Nothing so drastic I imagine, rather my lid is hovering between a state of calm and a hyperalert state of anticipation. As if I’m readying myself for what might happen next. As if I cannot calm down and need to move beyond my writing into some type of physicality to deal with the energy trapped inside.

I wish I was asleep just now and could soon wake again refreshed and ready for the day. But it is not to be. 

3 thoughts on “A friend dies”

  1. I am sorry to hear of the loss of your friend. I, too, am newly or re-fascinated with the bardo and have been re-reading the Tibetan Book of the Dead and other bardo-related texts. it so best described even the mood of mourning — my mother died in early May, and it’s just been the strangest feeling for months. I often think of death, anyway, and am not so much afraid of it but rather dazed about it. That probably doesn’t make much sense. I’m also interested in letting the life of the mind not so much “go” but rather to think more (or less) of the future and of the past — to be in the Now, as Tolle calls it. My entire identity, though, is my thinking mind, and it’s weird and a bit awe-some in the old sense of the world to contemplate life without that.

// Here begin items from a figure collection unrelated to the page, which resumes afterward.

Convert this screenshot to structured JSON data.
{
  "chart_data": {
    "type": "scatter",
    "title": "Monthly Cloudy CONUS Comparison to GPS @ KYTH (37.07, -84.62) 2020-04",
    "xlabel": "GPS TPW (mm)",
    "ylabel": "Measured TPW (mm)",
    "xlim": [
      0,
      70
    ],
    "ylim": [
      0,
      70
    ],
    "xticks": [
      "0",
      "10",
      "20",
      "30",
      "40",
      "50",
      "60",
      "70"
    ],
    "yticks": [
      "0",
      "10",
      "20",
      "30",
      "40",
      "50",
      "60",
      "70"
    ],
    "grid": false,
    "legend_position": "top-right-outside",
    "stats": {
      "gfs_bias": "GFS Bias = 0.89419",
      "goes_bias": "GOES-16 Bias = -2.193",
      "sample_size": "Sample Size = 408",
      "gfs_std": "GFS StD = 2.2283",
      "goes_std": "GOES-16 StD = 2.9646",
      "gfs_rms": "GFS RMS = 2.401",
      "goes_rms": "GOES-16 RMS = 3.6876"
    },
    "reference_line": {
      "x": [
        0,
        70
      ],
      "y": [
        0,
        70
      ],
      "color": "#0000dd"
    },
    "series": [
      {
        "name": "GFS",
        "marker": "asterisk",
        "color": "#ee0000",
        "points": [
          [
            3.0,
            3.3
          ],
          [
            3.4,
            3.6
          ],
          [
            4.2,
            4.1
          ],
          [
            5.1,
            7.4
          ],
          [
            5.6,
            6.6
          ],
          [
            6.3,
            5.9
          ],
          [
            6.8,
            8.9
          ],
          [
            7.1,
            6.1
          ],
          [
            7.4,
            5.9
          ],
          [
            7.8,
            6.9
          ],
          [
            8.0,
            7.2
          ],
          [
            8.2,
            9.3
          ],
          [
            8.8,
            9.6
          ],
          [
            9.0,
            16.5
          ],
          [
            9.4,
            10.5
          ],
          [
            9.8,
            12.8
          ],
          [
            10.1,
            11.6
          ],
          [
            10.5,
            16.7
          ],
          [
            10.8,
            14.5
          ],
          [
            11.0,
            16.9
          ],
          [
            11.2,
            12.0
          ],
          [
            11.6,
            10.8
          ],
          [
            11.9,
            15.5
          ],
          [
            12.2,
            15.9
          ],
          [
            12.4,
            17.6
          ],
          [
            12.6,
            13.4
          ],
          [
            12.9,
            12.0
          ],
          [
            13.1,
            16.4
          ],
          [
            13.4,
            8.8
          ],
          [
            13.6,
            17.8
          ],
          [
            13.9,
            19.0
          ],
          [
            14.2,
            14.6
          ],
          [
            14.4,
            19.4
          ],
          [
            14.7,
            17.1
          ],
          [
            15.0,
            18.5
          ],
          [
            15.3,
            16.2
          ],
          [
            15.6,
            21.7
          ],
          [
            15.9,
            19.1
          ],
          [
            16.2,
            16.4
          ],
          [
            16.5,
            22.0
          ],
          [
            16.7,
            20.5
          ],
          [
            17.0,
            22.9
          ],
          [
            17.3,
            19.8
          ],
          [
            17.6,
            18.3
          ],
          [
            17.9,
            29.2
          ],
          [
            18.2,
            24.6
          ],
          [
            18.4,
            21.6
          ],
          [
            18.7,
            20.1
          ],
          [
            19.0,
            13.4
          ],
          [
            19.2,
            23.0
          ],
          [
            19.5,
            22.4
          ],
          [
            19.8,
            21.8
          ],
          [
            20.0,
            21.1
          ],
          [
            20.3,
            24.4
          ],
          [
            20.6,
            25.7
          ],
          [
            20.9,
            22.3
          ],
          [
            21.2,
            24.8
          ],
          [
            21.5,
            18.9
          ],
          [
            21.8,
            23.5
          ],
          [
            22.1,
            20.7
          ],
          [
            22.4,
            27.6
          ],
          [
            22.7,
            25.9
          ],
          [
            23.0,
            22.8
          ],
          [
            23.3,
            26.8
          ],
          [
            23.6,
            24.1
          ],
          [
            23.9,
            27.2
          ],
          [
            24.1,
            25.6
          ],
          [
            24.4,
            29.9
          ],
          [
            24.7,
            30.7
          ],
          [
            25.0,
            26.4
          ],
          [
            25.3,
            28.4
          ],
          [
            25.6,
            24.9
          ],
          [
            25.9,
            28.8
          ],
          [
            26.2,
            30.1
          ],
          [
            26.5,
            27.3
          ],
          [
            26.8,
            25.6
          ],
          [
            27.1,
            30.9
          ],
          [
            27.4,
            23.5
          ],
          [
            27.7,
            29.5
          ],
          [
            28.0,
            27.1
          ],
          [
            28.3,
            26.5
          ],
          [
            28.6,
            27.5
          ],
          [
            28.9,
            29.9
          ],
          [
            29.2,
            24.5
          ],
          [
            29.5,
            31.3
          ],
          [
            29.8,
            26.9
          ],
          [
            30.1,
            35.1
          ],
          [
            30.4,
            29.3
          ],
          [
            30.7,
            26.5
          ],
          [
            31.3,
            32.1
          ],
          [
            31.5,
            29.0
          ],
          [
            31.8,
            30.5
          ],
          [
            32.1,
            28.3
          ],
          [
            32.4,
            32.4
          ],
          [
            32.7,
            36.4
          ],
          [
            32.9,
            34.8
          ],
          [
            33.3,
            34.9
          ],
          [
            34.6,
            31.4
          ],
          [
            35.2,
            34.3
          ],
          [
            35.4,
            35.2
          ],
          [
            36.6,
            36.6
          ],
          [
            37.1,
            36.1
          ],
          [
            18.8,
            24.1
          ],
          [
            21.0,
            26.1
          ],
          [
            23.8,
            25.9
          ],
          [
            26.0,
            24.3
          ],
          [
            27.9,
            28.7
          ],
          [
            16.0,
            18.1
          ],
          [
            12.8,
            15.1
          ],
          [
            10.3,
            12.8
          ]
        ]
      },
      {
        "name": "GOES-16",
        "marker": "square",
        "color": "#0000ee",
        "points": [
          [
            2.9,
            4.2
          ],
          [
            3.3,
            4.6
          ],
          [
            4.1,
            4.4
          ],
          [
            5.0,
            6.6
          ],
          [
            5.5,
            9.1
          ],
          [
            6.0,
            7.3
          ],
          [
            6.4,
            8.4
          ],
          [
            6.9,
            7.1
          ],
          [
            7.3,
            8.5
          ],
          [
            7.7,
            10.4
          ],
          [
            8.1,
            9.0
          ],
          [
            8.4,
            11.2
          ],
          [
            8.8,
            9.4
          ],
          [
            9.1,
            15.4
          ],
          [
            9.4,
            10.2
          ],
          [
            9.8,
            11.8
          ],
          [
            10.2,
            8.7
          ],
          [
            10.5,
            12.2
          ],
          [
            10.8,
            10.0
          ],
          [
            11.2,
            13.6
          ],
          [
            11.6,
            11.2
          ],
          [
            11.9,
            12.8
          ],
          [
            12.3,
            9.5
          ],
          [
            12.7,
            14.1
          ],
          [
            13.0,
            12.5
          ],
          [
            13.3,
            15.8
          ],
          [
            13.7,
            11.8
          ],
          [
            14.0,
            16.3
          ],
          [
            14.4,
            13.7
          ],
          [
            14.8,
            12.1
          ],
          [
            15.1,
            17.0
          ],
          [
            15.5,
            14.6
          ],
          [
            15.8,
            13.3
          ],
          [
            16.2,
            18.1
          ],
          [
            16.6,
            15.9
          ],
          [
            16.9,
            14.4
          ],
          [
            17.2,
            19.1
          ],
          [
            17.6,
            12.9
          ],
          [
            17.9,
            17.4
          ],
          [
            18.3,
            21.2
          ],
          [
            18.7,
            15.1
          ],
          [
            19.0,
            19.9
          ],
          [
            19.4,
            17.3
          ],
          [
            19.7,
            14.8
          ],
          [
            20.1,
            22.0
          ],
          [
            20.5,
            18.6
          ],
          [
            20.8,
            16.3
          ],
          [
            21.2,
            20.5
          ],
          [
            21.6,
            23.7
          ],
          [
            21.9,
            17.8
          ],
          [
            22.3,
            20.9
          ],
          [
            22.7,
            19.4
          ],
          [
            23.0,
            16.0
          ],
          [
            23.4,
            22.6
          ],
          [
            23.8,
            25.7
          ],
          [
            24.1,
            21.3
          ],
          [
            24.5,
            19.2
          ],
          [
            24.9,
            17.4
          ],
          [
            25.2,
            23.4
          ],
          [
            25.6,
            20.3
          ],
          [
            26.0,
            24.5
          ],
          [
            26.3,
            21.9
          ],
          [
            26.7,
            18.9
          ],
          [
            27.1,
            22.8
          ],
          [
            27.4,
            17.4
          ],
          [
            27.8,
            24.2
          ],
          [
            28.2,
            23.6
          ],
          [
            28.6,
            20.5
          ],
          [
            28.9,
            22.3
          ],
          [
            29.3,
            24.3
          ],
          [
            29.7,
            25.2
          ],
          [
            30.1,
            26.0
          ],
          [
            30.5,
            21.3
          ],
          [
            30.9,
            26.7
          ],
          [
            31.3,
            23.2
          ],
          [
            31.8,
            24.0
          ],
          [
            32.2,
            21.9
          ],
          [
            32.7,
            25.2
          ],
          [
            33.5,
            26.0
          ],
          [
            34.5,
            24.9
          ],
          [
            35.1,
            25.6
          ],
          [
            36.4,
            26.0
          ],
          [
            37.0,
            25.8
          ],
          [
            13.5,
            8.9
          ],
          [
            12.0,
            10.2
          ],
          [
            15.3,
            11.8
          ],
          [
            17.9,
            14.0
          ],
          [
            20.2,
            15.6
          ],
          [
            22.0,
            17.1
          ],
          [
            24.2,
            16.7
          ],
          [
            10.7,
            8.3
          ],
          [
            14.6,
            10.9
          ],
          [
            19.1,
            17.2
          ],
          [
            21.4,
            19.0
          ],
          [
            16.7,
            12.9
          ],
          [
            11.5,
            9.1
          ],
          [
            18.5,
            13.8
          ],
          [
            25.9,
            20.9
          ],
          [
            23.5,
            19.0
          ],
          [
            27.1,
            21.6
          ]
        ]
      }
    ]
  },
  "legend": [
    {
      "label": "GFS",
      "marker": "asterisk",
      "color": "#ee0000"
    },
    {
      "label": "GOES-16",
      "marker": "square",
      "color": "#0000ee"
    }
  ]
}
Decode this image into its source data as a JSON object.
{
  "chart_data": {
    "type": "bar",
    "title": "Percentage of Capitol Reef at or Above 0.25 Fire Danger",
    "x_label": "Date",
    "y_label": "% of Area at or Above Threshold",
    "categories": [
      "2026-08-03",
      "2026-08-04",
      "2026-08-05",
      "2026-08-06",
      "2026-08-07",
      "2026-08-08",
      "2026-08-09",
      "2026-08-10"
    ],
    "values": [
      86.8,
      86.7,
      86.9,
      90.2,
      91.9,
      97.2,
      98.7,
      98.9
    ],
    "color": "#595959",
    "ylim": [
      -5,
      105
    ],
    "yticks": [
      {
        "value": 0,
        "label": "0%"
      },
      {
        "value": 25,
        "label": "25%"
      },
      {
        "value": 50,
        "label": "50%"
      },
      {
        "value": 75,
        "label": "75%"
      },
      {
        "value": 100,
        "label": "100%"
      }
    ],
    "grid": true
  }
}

  2. Yeah, I get where you’re coming from. A few months back I learned of death of a young woman barely in her forties. I’d known here in her late teens. She was a regular at our house and would come with us to play badminton. For some reason she and I really hit it off. I never quite worked out why—she had a decent dad and a good relationship with him so I wasn’t being asked to play the daddy role—but it’s always nice when someone likes you for no good reason. Oddly—and I should add, thankfully—I wasn’t attracted to her and so what we had stayed unsullied. Like you and your late friend we hadn’t spoken in over twenty years. As I said in the poem I wrote at the time: “I abandoned you long before I lost you,” so it’s odd that I felt her loss so deeply because I’m a realist and I knew we’d never meet again. I think her age had a lot to do with that. I don’t know what she died of—something COVID-related very likely—and so maybe it wasn’t loss so much I was feeling as a sense of waste.